Along with IP vigilance, Alibaba has focused on payment security as well, which is where Alipay comes in. “We’re using all the ways we do to try to make sure SMEs can easily sell and receive the money and customer service is good,” he added.
Though Alibaba offers its sellers a host of services—and has even expanded its reach into brick-and-mortar through investments and strategic partnerships—Ma says to draw a direct comparison between his company and Amazon, is a false equivalency. “Amazon is a great company. They did a fantastic job in America and the world. But they’re an e-commerce company. We’re not an e-commerce company. We help others to become e-commerce,” Ma said, adding his goal is for every business selling on his platforms to become the next Amazons. Alibaba’s payment, logistics and marketplaces are all in service of helping companies grow, he said. “We think, we’re not [globalizing] Alibaba. We’re globalizing e-commerce.”
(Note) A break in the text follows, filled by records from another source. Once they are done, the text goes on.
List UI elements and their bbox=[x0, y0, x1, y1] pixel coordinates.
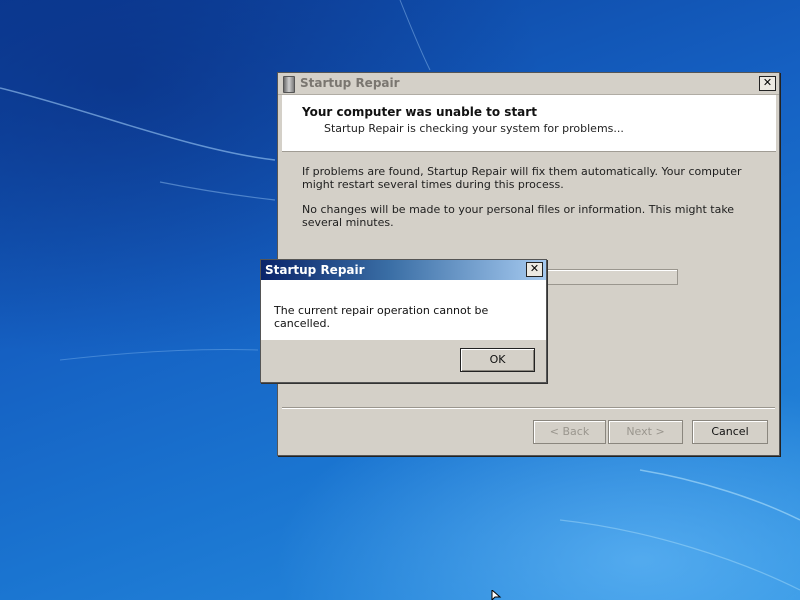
back-button[interactable]: < Back bbox=[533, 420, 606, 444]
dialog-message-area: The current repair operation cannot be c… bbox=[261, 280, 546, 340]
mouse-cursor-icon bbox=[491, 590, 502, 600]
next-button[interactable]: Next > bbox=[608, 420, 683, 444]
cancel-warning-dialog: Startup Repair ✕ The current repair oper… bbox=[260, 259, 547, 383]
dialog-message: The current repair operation cannot be c… bbox=[274, 304, 489, 330]
dialog-close-button[interactable]: ✕ bbox=[526, 262, 543, 277]
wizard-title: Startup Repair bbox=[300, 76, 400, 90]
ok-button[interactable]: OK bbox=[460, 348, 535, 372]
progress-bar bbox=[540, 269, 678, 285]
header-title: Your computer was unable to start bbox=[302, 105, 537, 119]
startup-repair-icon bbox=[283, 76, 295, 93]
dialog-titlebar[interactable]: Startup Repair ✕ bbox=[261, 260, 546, 280]
button-separator bbox=[282, 407, 775, 409]
wizard-close-button[interactable]: ✕ bbox=[759, 76, 776, 91]
info-paragraph-1: If problems are found, Startup Repair wi… bbox=[302, 165, 742, 191]
cancel-button[interactable]: Cancel bbox=[692, 420, 768, 444]
header-subtitle: Startup Repair is checking your system f… bbox=[324, 122, 624, 135]
wizard-header-panel: Your computer was unable to start Startu… bbox=[282, 95, 776, 152]
dialog-title: Startup Repair bbox=[265, 263, 365, 277]
wizard-titlebar[interactable]: Startup Repair ✕ bbox=[278, 73, 779, 95]
info-paragraph-2: No changes will be made to your personal… bbox=[302, 203, 735, 229]
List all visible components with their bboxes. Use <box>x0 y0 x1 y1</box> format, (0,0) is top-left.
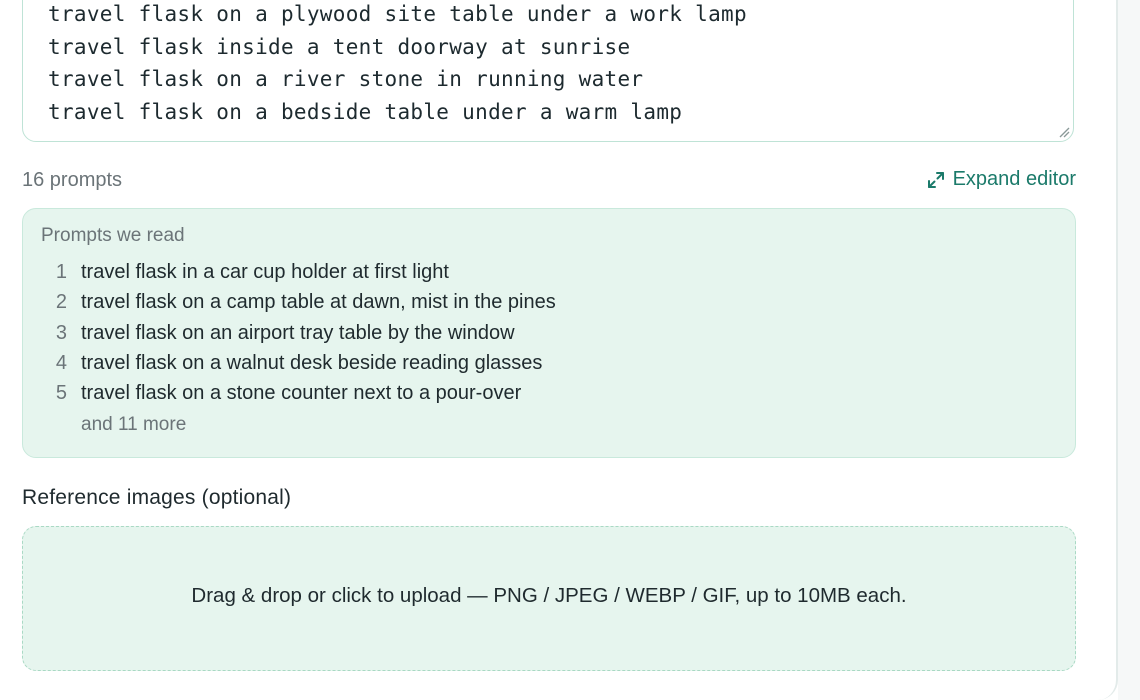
scroll-area-edge <box>1118 0 1140 700</box>
list-item-text: travel flask in a car cup holder at firs… <box>81 261 449 283</box>
prompt-count: 16 prompts <box>22 169 123 191</box>
expand-editor-label: Expand editor <box>952 168 1076 190</box>
prompt-editor-line: travel flask inside a tent doorway at su… <box>48 34 631 59</box>
list-item-number: 4 <box>55 351 67 374</box>
editor-meta-row: 16 prompts Expand editor <box>22 166 1076 196</box>
prompts-read-title: Prompts we read <box>41 225 185 246</box>
form-panel: travel flask on a plywood site table und… <box>0 0 1118 700</box>
list-item-number: 2 <box>55 291 67 314</box>
list-item-number: 3 <box>55 321 67 344</box>
prompts-read-preview: Prompts we read 1 travel flask in a car … <box>22 208 1076 458</box>
prompt-editor-line: travel flask on a plywood site table und… <box>48 2 747 26</box>
list-item-text: travel flask on a walnut desk beside rea… <box>81 351 543 374</box>
expand-editor-button[interactable]: Expand editor <box>927 168 1076 191</box>
list-item-number: 5 <box>55 382 67 405</box>
page: travel flask on a plywood site table und… <box>0 0 1140 700</box>
prompts-read-list: 1 travel flask in a car cup holder at fi… <box>41 257 556 408</box>
list-item-number: 1 <box>55 261 67 283</box>
list-item: 4 travel flask on a walnut desk beside r… <box>41 348 556 378</box>
reference-images-label: Reference images (optional) <box>22 486 292 509</box>
list-item: 5 travel flask on a stone counter next t… <box>41 378 556 408</box>
list-item: 1 travel flask in a car cup holder at fi… <box>41 257 556 287</box>
prompt-editor-lines: travel flask on a plywood site table und… <box>48 0 747 128</box>
list-item: 2 travel flask on a camp table at dawn, … <box>41 287 556 317</box>
prompt-editor-textarea[interactable]: travel flask on a plywood site table und… <box>22 0 1074 142</box>
more-prompts-count: and 11 more <box>81 414 187 435</box>
list-item-text: travel flask on an airport tray table by… <box>81 321 515 344</box>
dropzone-instructions: Drag & drop or click to upload — PNG / J… <box>191 584 907 607</box>
image-upload-dropzone[interactable]: Drag & drop or click to upload — PNG / J… <box>22 526 1076 671</box>
prompt-editor-line: travel flask on a river stone in running… <box>48 67 644 91</box>
list-item: 3 travel flask on an airport tray table … <box>41 318 556 348</box>
list-item-text: travel flask on a camp table at dawn, mi… <box>81 291 556 314</box>
expand-arrows-icon <box>927 171 944 188</box>
resize-handle-icon[interactable] <box>1058 126 1070 138</box>
list-item-text: travel flask on a stone counter next to … <box>81 382 522 405</box>
prompt-editor-line: travel flask on a bedside table under a … <box>48 99 683 124</box>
While the parallels between Amazon and Alibaba will probably still prove too tempting for most, Ma goes further in differentiating the two. “We don’t think we’re a company,” he said. “We think we’re an economy.” In fact, Alibaba’s GMV for 2016 was $550 billion—roughly the size of Argentina’s GDP. “We’re ranking No. 21, 22 country GDP-wise. In the next three years, we’ll cross $1 trillion. We hope in 20 years, by 2036, we’ll be the 5th largest economy in the world [behind] America, China, Europe, Japan.”
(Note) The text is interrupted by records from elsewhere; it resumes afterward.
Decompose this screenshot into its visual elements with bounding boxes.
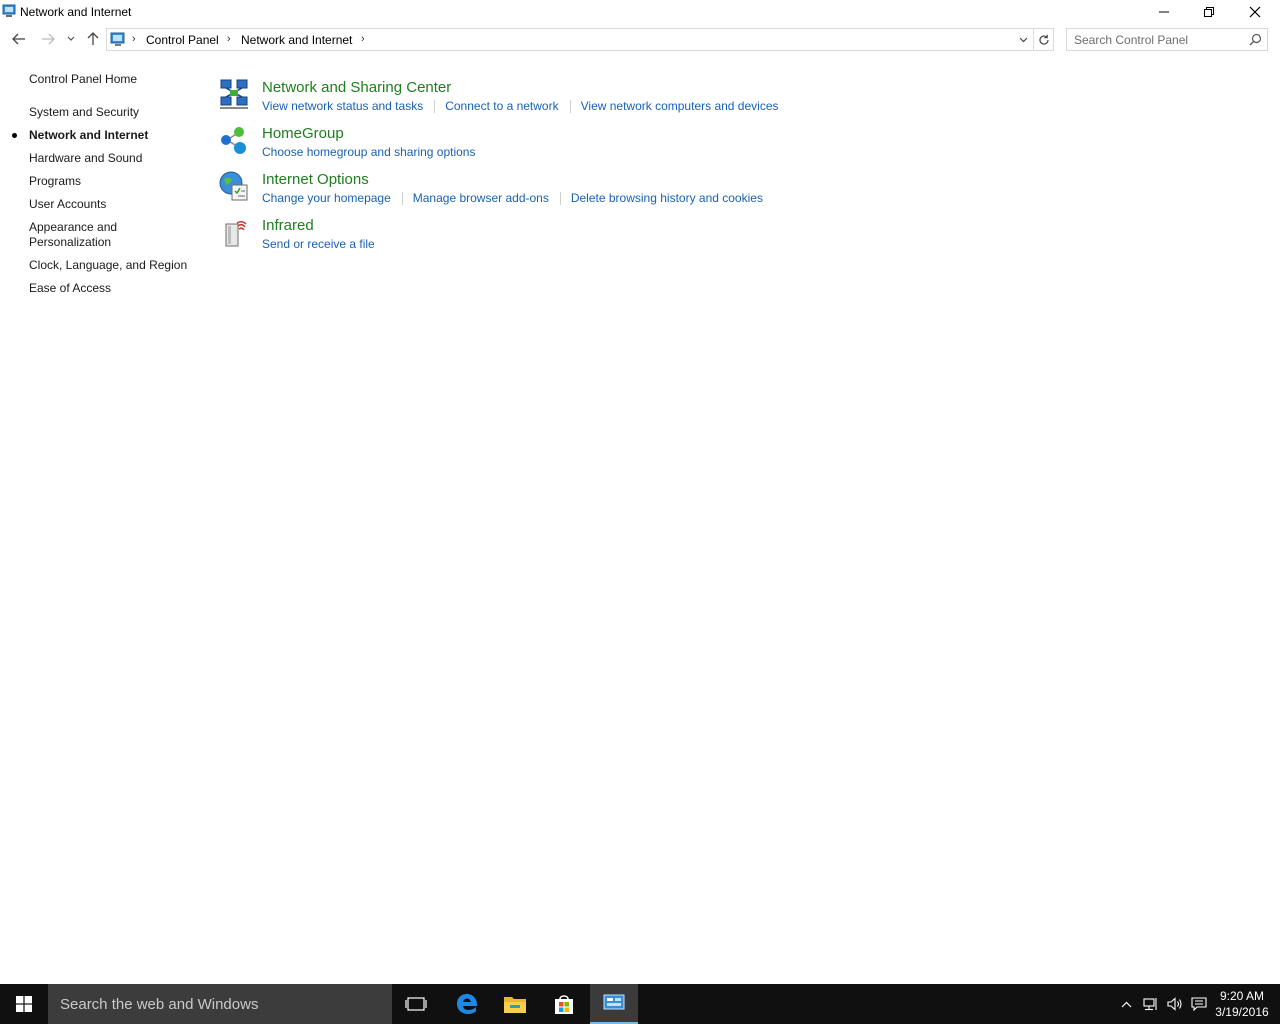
nav-user-accounts[interactable]: User Accounts [29,197,194,212]
connect-to-network-link[interactable]: Connect to a network [445,99,558,113]
windows-logo-icon [16,996,32,1012]
nav-system-and-security[interactable]: System and Security [29,105,194,120]
homegroup-icon[interactable] [218,124,250,156]
view-network-status-link[interactable]: View network status and tasks [262,99,423,113]
task-links: View network status and tasks Connect to… [262,99,779,113]
search-box[interactable] [1066,28,1268,51]
breadcrumb-separator[interactable]: › [132,33,136,45]
system-clock[interactable]: 9:20 AM 3/19/2016 [1210,988,1274,1020]
nav-programs[interactable]: Programs [29,174,194,189]
clock-time: 9:20 AM [1219,989,1265,1003]
chevron-down-icon [1019,37,1027,43]
change-homepage-link[interactable]: Change your homepage [262,191,391,205]
arrow-left-icon [12,33,25,45]
link-separator [569,99,571,113]
clock-date: 3/19/2016 [1215,1005,1269,1019]
nav-hardware-and-sound[interactable]: Hardware and Sound [29,151,194,166]
link-separator [434,99,436,113]
category-list: System and Security Network and Internet… [29,105,194,304]
notification-icon [1191,997,1207,1011]
network-sharing-center-icon[interactable] [218,78,250,110]
control-panel-app-icon [2,4,16,17]
send-or-receive-file-link[interactable]: Send or receive a file [262,237,375,251]
forward-button[interactable] [37,28,59,50]
restore-icon [1204,7,1214,17]
task-links: Send or receive a file [262,237,375,251]
address-dropdown-button[interactable] [1016,32,1030,48]
taskbar-search-placeholder: Search the web and Windows [60,996,259,1013]
search-icon[interactable] [1249,33,1262,46]
start-button[interactable] [0,984,48,1024]
homegroup-title[interactable]: HomeGroup [262,125,344,142]
breadcrumb-separator[interactable]: › [361,33,365,45]
link-separator [559,191,561,205]
chevron-up-icon [1121,1001,1131,1007]
refresh-button[interactable] [1034,28,1054,51]
minimize-icon [1159,11,1169,13]
category-internet-options: Internet Options Change your homepage Ma… [216,168,916,212]
minimize-button[interactable] [1141,0,1187,24]
internet-options-title[interactable]: Internet Options [262,171,369,188]
edge-browser-icon [457,994,478,1014]
task-links: Change your homepage Manage browser add-… [262,191,763,205]
breadcrumb-network-and-internet[interactable]: Network and Internet [241,33,352,47]
category-network-and-sharing-center: Network and Sharing Center View network … [216,76,916,120]
arrow-right-icon [42,33,55,45]
infrared-title[interactable]: Infrared [262,217,314,234]
delete-browsing-history-link[interactable]: Delete browsing history and cookies [571,191,763,205]
address-bar[interactable]: › Control Panel › Network and Internet › [106,28,1034,51]
category-homegroup: HomeGroup Choose homegroup and sharing o… [216,122,916,166]
navigation-bar: › Control Panel › Network and Internet › [0,26,1280,54]
edge-taskbar-button[interactable] [443,984,491,1024]
infrared-icon[interactable] [218,216,250,248]
link-separator [401,191,403,205]
taskbar-search-box[interactable]: Search the web and Windows [48,984,392,1024]
manage-browser-addons-link[interactable]: Manage browser add-ons [413,191,549,205]
refresh-icon [1038,34,1049,45]
nav-clock-language-and-region[interactable]: Clock, Language, and Region [29,258,194,273]
control-panel-taskbar-button[interactable] [590,984,638,1024]
nav-network-and-internet[interactable]: Network and Internet [29,128,194,143]
control-panel-location-icon [110,32,125,46]
internet-options-icon[interactable] [218,170,250,202]
network-tray-button[interactable] [1139,984,1163,1024]
taskbar: Search the web and Windows 9:20 AM 3/19/… [0,984,1280,1024]
breadcrumb-control-panel[interactable]: Control Panel [146,33,219,47]
choose-homegroup-options-link[interactable]: Choose homegroup and sharing options [262,145,475,159]
store-bag-icon [555,995,573,1014]
task-view-icon [405,997,427,1011]
volume-tray-button[interactable] [1163,984,1187,1024]
close-icon [1249,6,1261,18]
search-input[interactable] [1067,29,1245,50]
network-icon [1143,998,1157,1011]
nav-appearance-and-personalization[interactable]: Appearance and Personalization [29,220,194,250]
recent-locations-button[interactable] [62,28,80,50]
network-and-sharing-center-title[interactable]: Network and Sharing Center [262,79,451,96]
control-panel-icon [603,994,625,1010]
task-view-button[interactable] [392,984,440,1024]
task-links: Choose homegroup and sharing options [262,145,475,159]
folder-icon [504,997,526,1013]
up-button[interactable] [82,28,104,50]
store-taskbar-button[interactable] [540,984,588,1024]
back-button[interactable] [8,28,30,50]
arrow-up-icon [87,32,99,45]
title-bar: Network and Internet [0,0,1280,24]
category-infrared: Infrared Send or receive a file [216,214,916,258]
window-title: Network and Internet [20,5,132,19]
nav-ease-of-access[interactable]: Ease of Access [29,281,194,296]
chevron-down-icon [67,36,75,41]
control-panel-home-link[interactable]: Control Panel Home [29,72,137,86]
view-network-computers-link[interactable]: View network computers and devices [581,99,779,113]
speaker-icon [1167,997,1182,1011]
breadcrumb-separator[interactable]: › [227,33,231,45]
show-hidden-icons-button[interactable] [1114,984,1138,1024]
file-explorer-taskbar-button[interactable] [491,984,539,1024]
action-center-button[interactable] [1187,984,1211,1024]
close-button[interactable] [1232,0,1278,24]
active-item-bullet [12,133,17,138]
restore-button[interactable] [1186,0,1232,24]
It’s that kind of thinking that lead Ma, a professor at the time who’d never touched a computer before, to quit his job to pursue his vision. For other would-be entrepreneurs, he’s convinced the Internet can do for them what it’s done for him—if they act now.
“For small businesses, [in the] next 10 to 20 years no matter where you are, if you don’t try to globalize your business through the Internet, you may not have an opportunity.”